ATPS-94THIRD GENERATION mTOR INHIBITORS IN GLIOBLASTOMA

Abstract

The mTOR serine-theronine kinase exists in two distinct multi-protein mTORC complexes. First generation allosteric inhibitors of mTOR (rapalogs) block mTORC1, whereas second generation mTOR kinase inhibitors (MLN128) inhibit both mTORC1 and mTORC2. Although rapalogs and mTOR kinase inhibitors are in clinical trials, rapalogs are inefficient mTORC1 blockers, while blockade of mTORC2 by mTORCi is poorly tolerated by normal cells, perhaps due to components of mTORC2 being essential genes.
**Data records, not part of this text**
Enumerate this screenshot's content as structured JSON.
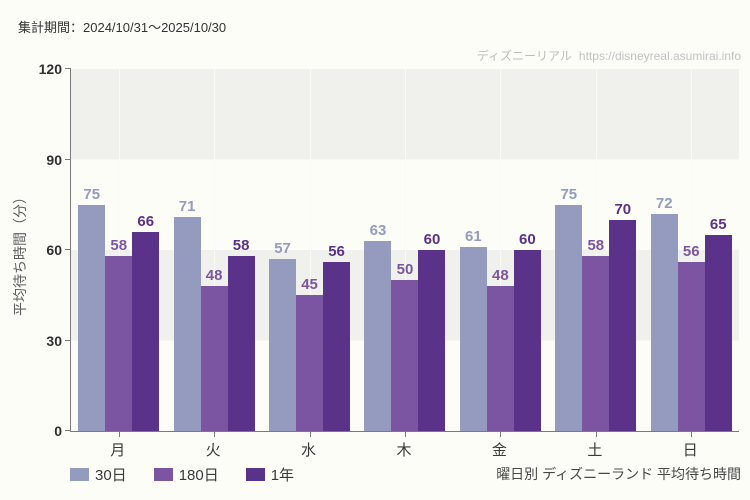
{
  "header": {
    "period": "集計期間：2024/10/31～2025/10/30"
  },
  "watermark": {
    "site": "ディズニーリアル",
    "url": "https://disneyreal.asumirai.info"
  },
  "chart_data": {
    "type": "bar",
    "title": "曜日別 ディズニーランド 平均待ち時間",
    "ylabel": "平均待ち時間（分）",
    "xlabel": "",
    "ylim": [
      0,
      120
    ],
    "yticks": [
      0,
      30,
      60,
      90,
      120
    ],
    "categories": [
      "月",
      "火",
      "水",
      "木",
      "金",
      "土",
      "日"
    ],
    "series": [
      {
        "name": "30日",
        "color": "#949bbf",
        "values": [
          75,
          71,
          57,
          63,
          61,
          75,
          72
        ]
      },
      {
        "name": "180日",
        "color": "#7c55a2",
        "values": [
          58,
          48,
          45,
          50,
          48,
          58,
          56
        ]
      },
      {
        "name": "1年",
        "color": "#5b3289",
        "values": [
          66,
          58,
          56,
          60,
          60,
          70,
          65
        ]
      }
    ],
    "legend_position": "bottom-left",
    "grid": "alternating-horizontal-bands",
    "band_color": "#f0f1ec",
    "background_color": "#fcfdf7",
    "axis_color": "#7a7a7a"
  }
}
We synthesized and here characterize third generation mTOR kinase inhibitors that show improved efficacy in glioblastoma, tied to highly efficient blockade of mTORC1, with relative mTORC2 sparing. Compared to rapamycin, MLN128, and the AKT inhibitor MK-2206, third generation mTOR inhibitors were 10-100 fold more active as antiprolfierative agents, driving arrest in G1 without appreciable induction of apoptosis. Third generation mTOR inhibitors demonstrated efficacy in cells wild-type and mutant for PTEN, a negative regulator of PI3K signaling. We demonstrate that third generation efficiently blocked the mTORC1 targets S6K and EIF4E, and traced the increased activity of these agents mTOR inhibitors to higher affinity for mTORC1, in comparison with rapamycin and MLN128. We also demonstrated that third generation mTOR inhibitors cross the blood brain barrier. In vivo testing in orthotopic PDX models is underway, and will be discussed.